Başyazısında Putin'i, ülkesini dünyadan tecrit edilmiş hale sürüklemekle eleştiren Times gazetesinde Roger Boyes şu noktaya dikkat çekiyor: "Rusya Gürcistan'a girdiğinde büyüyen bir ekonomiydi. Şimdi ise Rusya kırılgan durumda.”
Gazetedeki bir başka haberdeyse, Kırım'da nüfusun yaklaşık %12'sini oluşturan Tatar-Türk nüfusun kaygılarına dikkat çekiliyor.
Çariçe Büyük Katerine dönemindeki kırım ve Stalin dönemindeki toplu sürgün nedeniyle Rusya'ya soğuk hisler taşıyan Kırım Türklerinin geçen hafta yerel parlamento önünde Rus milliyetçileri ile çatıştığı hatırlatılıyor.
Kırım'daki yerel hükümetin başındaki Sergei Aksyonov'un güvence vermesine rağmen Kırım Türkleri arasında savunma gücü oluşturulduğu aktarılıyor.
Bahçesaray'da yaşayan 57 yaşındaki Server, "ateşli gençlerin” toprağını savunmaya istekli olduğunu belirterek, "Barut fıçısı üzerinde oturuyoruz” diyor.
Çin'deki bıçaklı-palalı katliam**Guardian**'da, Çin'in güneybatısındaki Kunmig kentinde bıçaklı ve palalı saldırıyla 29 kişinin ölümü ve yaklaşık 130 kişinin yaralanmasıyla ilgili geniş bir habere ve bir yorum yazısına yer veriliyor.
Saldırıdan Şincan Özerk Bölgesi'nde bağımsız Doğu Türkistan devleti kurulmasını savunan Uygurların sorumlu tutulduğunu belirten Tania Branigan, Çin ekonomisi büyürken güvenlik bütçesinin 1 milyar doları bulduğuna ve Müslüman azınlığa yönelik kısıtlamaların arttığına dikkat çekiyor.

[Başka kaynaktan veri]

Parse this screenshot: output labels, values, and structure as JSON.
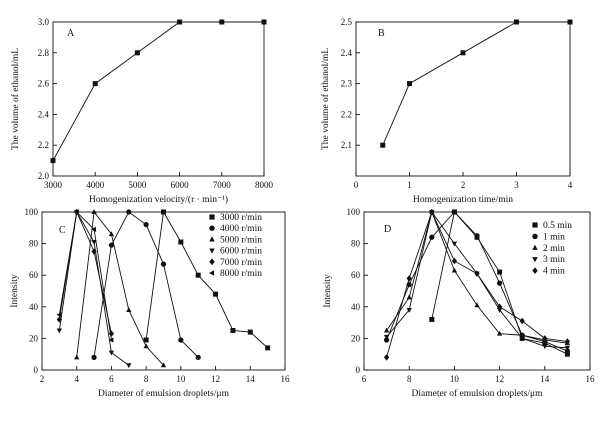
{
  "chart_data": [
    {
      "id": "A",
      "type": "line",
      "panel_label": "A",
      "xlabel": "Homogenization velocity/(r · min⁻¹)",
      "ylabel": "The volume of ethanol/mL",
      "xlim": [
        3000,
        8000
      ],
      "ylim": [
        2.0,
        3.0
      ],
      "xticks": [
        3000,
        4000,
        5000,
        6000,
        7000,
        8000
      ],
      "yticks": [
        2.0,
        2.2,
        2.4,
        2.6,
        2.8,
        3.0
      ],
      "ytick_format": 1,
      "series": [
        {
          "marker": "square",
          "x": [
            3000,
            4000,
            5000,
            6000,
            7000,
            8000
          ],
          "y": [
            2.1,
            2.6,
            2.8,
            3.0,
            3.0,
            3.0
          ]
        }
      ]
    },
    {
      "id": "B",
      "type": "line",
      "panel_label": "B",
      "xlabel": "Homogenization time/min",
      "ylabel": "The volume of ethanol/mL",
      "xlim": [
        0,
        4
      ],
      "ylim": [
        2.0,
        2.5
      ],
      "xticks": [
        0,
        1,
        2,
        3,
        4
      ],
      "yticks": [
        2.1,
        2.2,
        2.3,
        2.4,
        2.5
      ],
      "ytick_format": 1,
      "series": [
        {
          "marker": "square",
          "x": [
            0.5,
            1,
            2,
            3,
            4
          ],
          "y": [
            2.1,
            2.3,
            2.4,
            2.5,
            2.5
          ]
        }
      ]
    },
    {
      "id": "C",
      "type": "line",
      "panel_label": "C",
      "xlabel": "Diameter of emulsion droplets/μm",
      "ylabel": "Intensity",
      "xlim": [
        2,
        16
      ],
      "ylim": [
        0,
        100
      ],
      "xticks": [
        2,
        4,
        6,
        8,
        10,
        12,
        14,
        16
      ],
      "yticks": [
        0,
        20,
        40,
        60,
        80,
        100
      ],
      "ytick_format": 0,
      "legend": "top-right",
      "series": [
        {
          "name": "3000 r/min",
          "marker": "square",
          "x": [
            8,
            9,
            10,
            11,
            12,
            13,
            14,
            15
          ],
          "y": [
            19,
            100,
            81,
            60,
            48,
            25,
            24,
            14
          ]
        },
        {
          "name": "4000 r/min",
          "marker": "circle",
          "x": [
            5,
            6,
            7,
            8,
            9,
            10,
            11
          ],
          "y": [
            8,
            79,
            100,
            92,
            67,
            19,
            8
          ]
        },
        {
          "name": "5000 r/min",
          "marker": "triangle-up",
          "x": [
            4,
            5,
            6,
            7,
            8,
            9
          ],
          "y": [
            8,
            100,
            86,
            38,
            15,
            3
          ]
        },
        {
          "name": "6000 r/min",
          "marker": "triangle-down",
          "x": [
            3,
            4,
            5,
            6,
            7
          ],
          "y": [
            25,
            100,
            81,
            11,
            3
          ]
        },
        {
          "name": "7000 r/min",
          "marker": "diamond",
          "x": [
            3,
            4,
            5,
            6
          ],
          "y": [
            32,
            100,
            75,
            23
          ]
        },
        {
          "name": "8000 r/min",
          "marker": "left-triangle",
          "x": [
            3,
            4,
            5,
            6
          ],
          "y": [
            35,
            100,
            89,
            19
          ]
        }
      ]
    },
    {
      "id": "D",
      "type": "line",
      "panel_label": "D",
      "xlabel": "Diameter of emulsion droplets/μm",
      "ylabel": "Intensity",
      "xlim": [
        6,
        16
      ],
      "ylim": [
        0,
        100
      ],
      "xticks": [
        6,
        8,
        10,
        12,
        14,
        16
      ],
      "yticks": [
        0,
        20,
        40,
        60,
        80,
        100
      ],
      "ytick_format": 0,
      "legend": "top-right",
      "series": [
        {
          "name": "0.5 min",
          "marker": "square",
          "x": [
            9,
            10,
            11,
            12,
            13,
            14,
            15
          ],
          "y": [
            32,
            100,
            84,
            62,
            20,
            17,
            10
          ]
        },
        {
          "name": "1 min",
          "marker": "circle",
          "x": [
            7,
            8,
            9,
            10,
            11,
            12,
            13,
            14,
            15
          ],
          "y": [
            19,
            54,
            84,
            100,
            85,
            55,
            22,
            18,
            12
          ]
        },
        {
          "name": "2 min",
          "marker": "triangle-up",
          "x": [
            7,
            8,
            9,
            10,
            11,
            12,
            13,
            14,
            15
          ],
          "y": [
            25,
            46,
            100,
            63,
            41,
            23,
            22,
            19,
            17
          ]
        },
        {
          "name": "3 min",
          "marker": "triangle-down",
          "x": [
            7,
            8,
            9,
            10,
            11,
            12,
            13,
            14,
            15
          ],
          "y": [
            21,
            38,
            100,
            80,
            61,
            38,
            20,
            15,
            14
          ]
        },
        {
          "name": "4 min",
          "marker": "diamond",
          "x": [
            7,
            8,
            9,
            10,
            11,
            12,
            13,
            14,
            15
          ],
          "y": [
            8,
            58,
            100,
            69,
            61,
            40,
            31,
            20,
            18
          ]
        }
      ]
    }
  ]
}
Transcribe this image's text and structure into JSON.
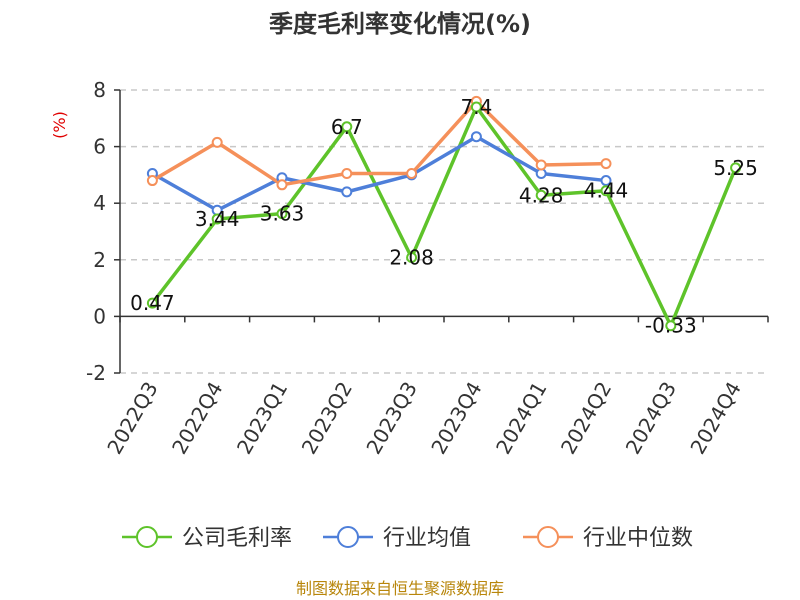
{
  "chart_data": {
    "type": "line",
    "title": "季度毛利率变化情况(%)",
    "ylabel": "(%)",
    "ylim": [
      -2,
      8
    ],
    "yticks": [
      -2,
      0,
      2,
      4,
      6,
      8
    ],
    "categories": [
      "2022Q3",
      "2022Q4",
      "2023Q1",
      "2023Q2",
      "2023Q3",
      "2023Q4",
      "2024Q1",
      "2024Q2",
      "2024Q3",
      "2024Q4"
    ],
    "grid": true,
    "legend_position": "bottom",
    "series": [
      {
        "name": "公司毛利率",
        "color": "#5ec32a",
        "values": [
          0.47,
          3.44,
          3.63,
          6.7,
          2.08,
          7.4,
          4.28,
          4.44,
          -0.33,
          5.25
        ],
        "labels": [
          "0.47",
          "3.44",
          "3.63",
          "6.7",
          "2.08",
          "7.4",
          "4.28",
          "4.44",
          "-0.33",
          "5.25"
        ]
      },
      {
        "name": "行业均值",
        "color": "#4e7fd9",
        "values": [
          5.05,
          3.75,
          4.9,
          4.4,
          5.0,
          6.35,
          5.05,
          4.8,
          null,
          null
        ]
      },
      {
        "name": "行业中位数",
        "color": "#f5905a",
        "values": [
          4.8,
          6.15,
          4.65,
          5.05,
          5.05,
          7.6,
          5.35,
          5.4,
          null,
          null
        ]
      }
    ]
  },
  "source_note": "制图数据来自恒生聚源数据库"
}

2008'den bu yana Uygurlar ile Han Çinlileri arasındaki çatışmalarda yüzlerce kişinin öldüğü hatırlatılan yorum yazısında İsveç Ulusal Savunma Koleji'nden Magnus Ranstrop'un ağzından, suçlamaların aksine Uygur militanların dışarıyla bağlantılarının çok sınırlı olduğunu belirtiyor.
Rotterdam Erasmus Üniversitesi'nden Andrew Fisher, Şincan gibi yerlerde yaşanan kentsel dönüşümün, eski kentlerde yıkımın nasıl yapılacağı konusunda bir etnik gerilim yarattığının altını çiziyor.
Mısır'da yeni hükümet**Financial Times** gazetesinde, yeni göreve başlayan Mısır Başbakanı İbrahim Mihlib'in, grev yapan işçilere "vatanseverlik” çağrısı aktarılıyor.
Grev yapan tekstil ve çelik işçilerinin yanı sıra; otobüs şoförlerinin, doktorların ve eczacıların da iş bıraktığı belirtiliyor haberde.
Gazete, 2011'de Hüsnü Mübarek iktidarının devrimle yıkılması ve geçen Temmuz ayında seçilmiş Cumhurbaşkanı Muhammed Mursi'nin ordu darbesiyle görevden uzaklaştırılmasının ardından ülkede kim iktidara gelirse gelsin, zorlu bir görev devralacağı vurgulanıyor.
Gazetedeki başka bir analizdeyse, Venezüela'da sosyalistlerin iktidarına karşı yükselen protesto hareketi değerlendirilirken, gelişmelerden "en çok kaybedenin veya en çok kazananın” ülkenin en yakın müttefiği Küba olacağı belirtiliyor.